A necessary precondition to the substantive challenge of an ordinance is the existence of a specific use to which the property is sought to be developed; an objector may not bring a substantive validity chai*220lenge against an ordinance amendment -where the landowner has not applied for a specific nse and the zoning officer has not issued a use or occupancy permit for the property. Northampton Residents Association v. Northampton Township Board of Supervisors, 14 Pa. Commonwealth Ct. 515, 322 A.2d 787 (1974); Gerstley v. Cheltenham Township Commissioners, 7 Pa. Commonwealth Ct. 409, 299 A.2d 657 (1973).

The terms of Section 1005 of the MPC support the conclusion stated; the “person” attempting the challenge must be “aggrieved by a use or development permitted on the land of another....”

Where, as here, there is no application for a specific use and no use or occupancy permits are issued under the amendment before the date of the objectors ’ appeal, the appeal from the commissioners’ action granting the rezoning application is ineffective.3 Neither the board, the court below nor this court have jurisdiction because there is no case or controversy ripe for judicial intervention. Gerstley, supra.

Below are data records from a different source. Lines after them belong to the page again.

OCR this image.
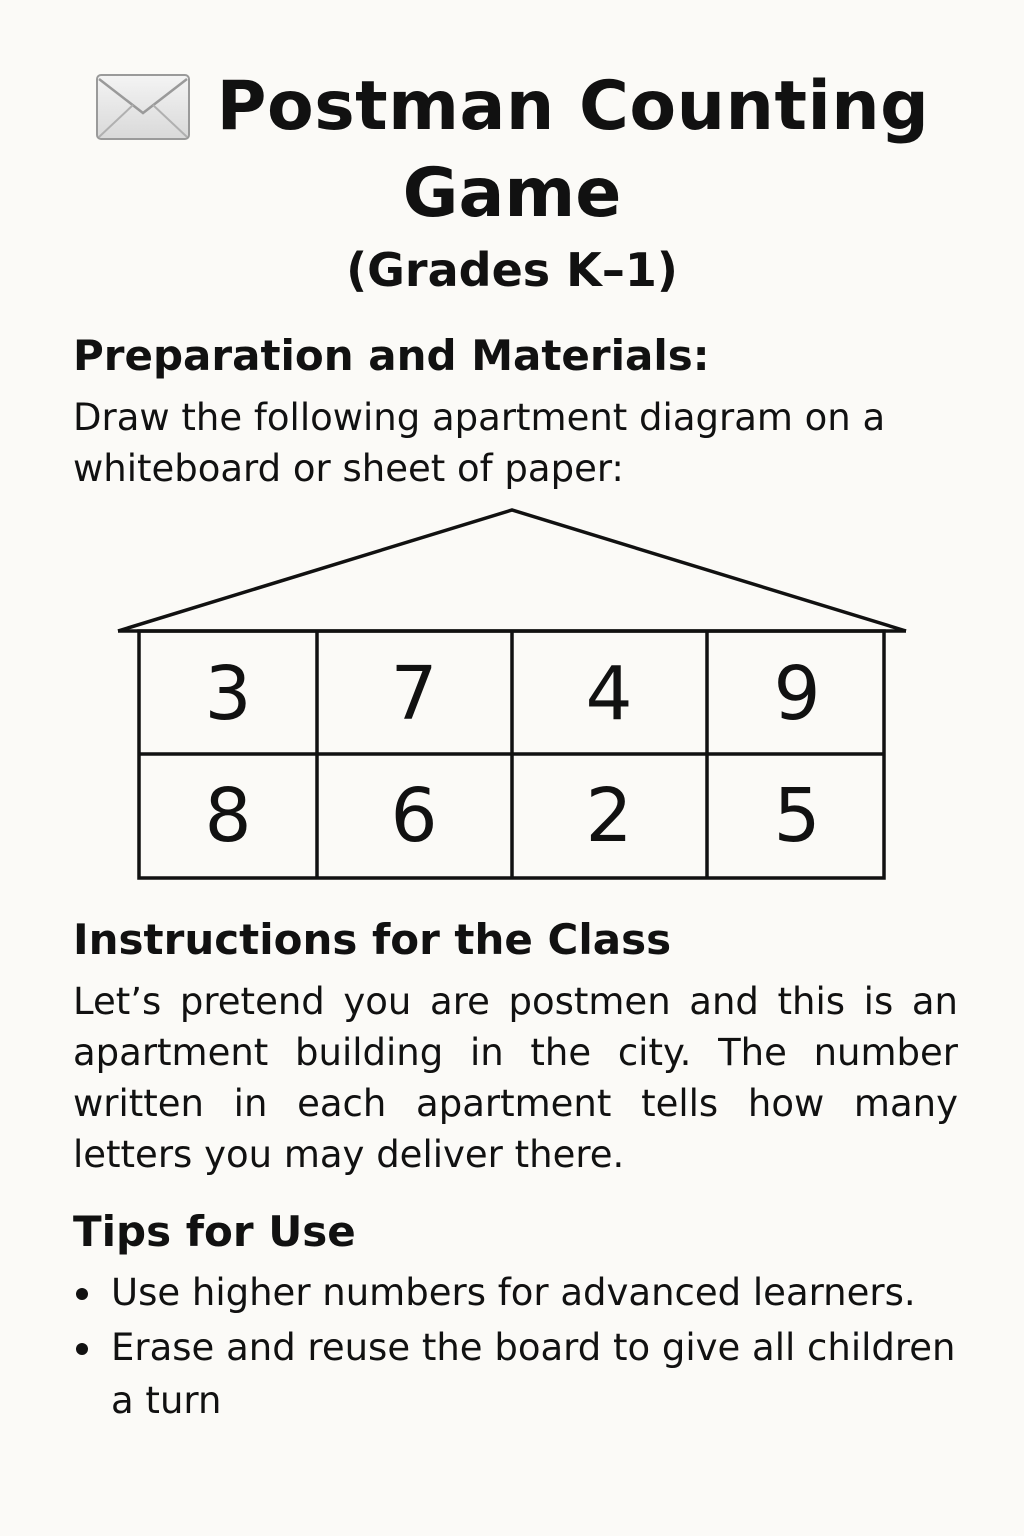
Postman Counting
Game
(Grades K–1)
Preparation and Materials:
Draw the following apartment diagram on a whiteboard or sheet of paper:
3 7 4 9
8 6 2 5
Instructions for the Class
Let’s pretend you are postmen and this is an apartment building in the city. The number written in each apartment tells how many letters you may deliver there.
Tips for Use
Use higher numbers for advanced learners.
Erase and reuse the board to give all children a turn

Accordingly, the appeal is quashed.4

Order

And Now, June 25,1981, the appeal is quashed.

The appellants specified as reasons for their claim that the amendment:

(a) permits the construction of heavy industrial facilities on the Leybold property and, thus, condones a significant and needless deterioration of the pure air and water found in the Pheasant Bun area. The Ordinance is therefore arbitrary and capricious and constitutes a threat to the health, safety, welfare and morals of the community;
(b) creates a heavy industrial zone close to an B-l residential zone and is, thus, contrary to principles of sound planning, arbitrary and capricious, and a threat to the health, safety, welfare and morals of the community;
(c) is in direct conflict with the Statement of Community Development Objectives set forth in the Comprehensive Plan for Penn Township adopted in 1977, and is, thus, arbitrary, capricious and a threat to the health, safety, welfare and morals of the community.

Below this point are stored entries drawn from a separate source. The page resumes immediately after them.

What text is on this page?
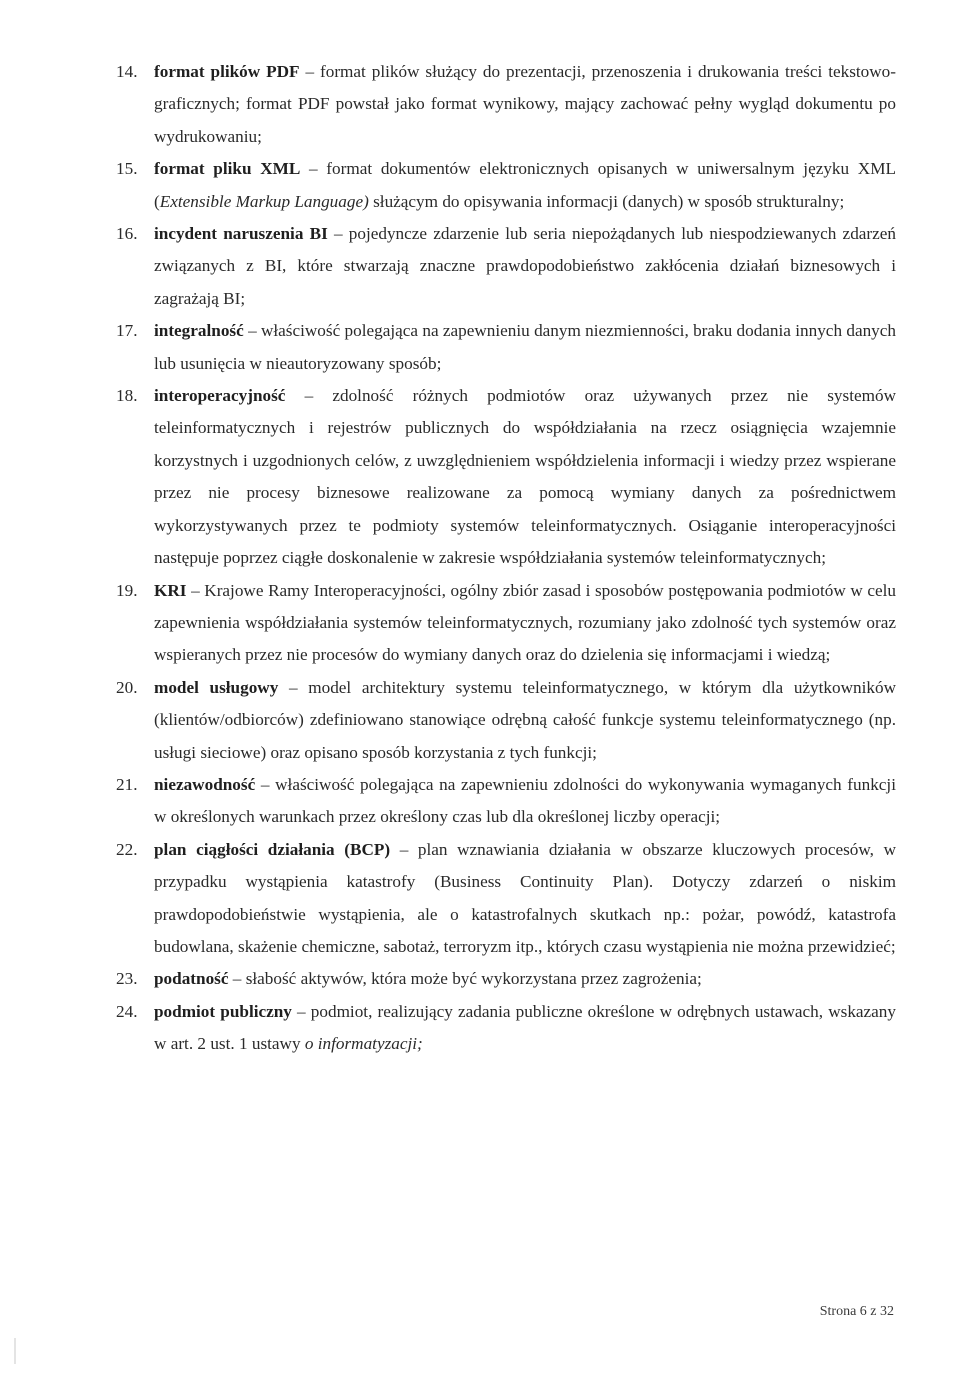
14. format plików PDF – format plików służący do prezentacji, przenoszenia i drukowania treści tekstowo-graficznych; format PDF powstał jako format wynikowy, mający zachować pełny wygląd dokumentu po wydrukowaniu;
15. format pliku XML – format dokumentów elektronicznych opisanych w uniwersalnym języku XML (Extensible Markup Language) służącym do opisywania informacji (danych) w sposób strukturalny;
16. incydent naruszenia BI – pojedyncze zdarzenie lub seria niepożądanych lub niespodziewanych zdarzeń związanych z BI, które stwarzają znaczne prawdopodobieństwo zakłócenia działań biznesowych i zagrażają BI;
17. integralność – właściwość polegająca na zapewnieniu danym niezmienności, braku dodania innych danych lub usunięcia w nieautoryzowany sposób;
18. interoperacyjność – zdolność różnych podmiotów oraz używanych przez nie systemów teleinformatycznych i rejestrów publicznych do współdziałania na rzecz osiągnięcia wzajemnie korzystnych i uzgodnionych celów, z uwzględnieniem współdzielenia informacji i wiedzy przez wspierane przez nie procesy biznesowe realizowane za pomocą wymiany danych za pośrednictwem wykorzystywanych przez te podmioty systemów teleinformatycznych. Osiąganie interoperacyjności następuje poprzez ciągłe doskonalenie w zakresie współdziałania systemów teleinformatycznych;
19. KRI – Krajowe Ramy Interoperacyjności, ogólny zbiór zasad i sposobów postępowania podmiotów w celu zapewnienia współdziałania systemów teleinformatycznych, rozumiany jako zdolność tych systemów oraz wspieranych przez nie procesów do wymiany danych oraz do dzielenia się informacjami i wiedzą;
20. model usługowy – model architektury systemu teleinformatycznego, w którym dla użytkowników (klientów/odbiorców) zdefiniowano stanowiące odrębną całość funkcje systemu teleinformatycznego (np. usługi sieciowe) oraz opisano sposób korzystania z tych funkcji;
21. niezawodność – właściwość polegająca na zapewnieniu zdolności do wykonywania wymaganych funkcji w określonych warunkach przez określony czas lub dla określonej liczby operacji;
22. plan ciągłości działania (BCP) – plan wznawiania działania w obszarze kluczowych procesów, w przypadku wystąpienia katastrofy (Business Continuity Plan). Dotyczy zdarzeń o niskim prawdopodobieństwie wystąpienia, ale o katastrofalnych skutkach np.: pożar, powódź, katastrofa budowlana, skażenie chemiczne, sabotaż, terroryzm itp., których czasu wystąpienia nie można przewidzieć;
23. podatność – słabość aktywów, która może być wykorzystana przez zagrożenia;
24. podmiot publiczny – podmiot, realizujący zadania publiczne określone w odrębnych ustawach, wskazany w art. 2 ust. 1 ustawy o informatyzacji;
Strona 6 z 32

Act of July 31, 1968, P.L. 805, as amended, 53 P.S. §11005.

Only an attack upon the procedure of enactment, under MPO §1003, 53 P.S. §11003, may be pursued in the abstract; no enactment procedure issue is involved here.

We note that counsel for the landowner and board did not raise lack of jurisdiction before the court below as they do now in an alternate argument before us. Although that fact may explain the common pleas court’s failure to dismiss on that ground, it does not bar us from doing so. A court has the duty to raise, sua sponte if necessary, the issue of its power to hear an action, and the parties may not confer jurisdiction over a cause of action or the subject matter of an action by consent or agreement. Lashe v. Northern York School District, 52 Pa. Commonwealth Ct. 541, 417 A.2d 260 (1980).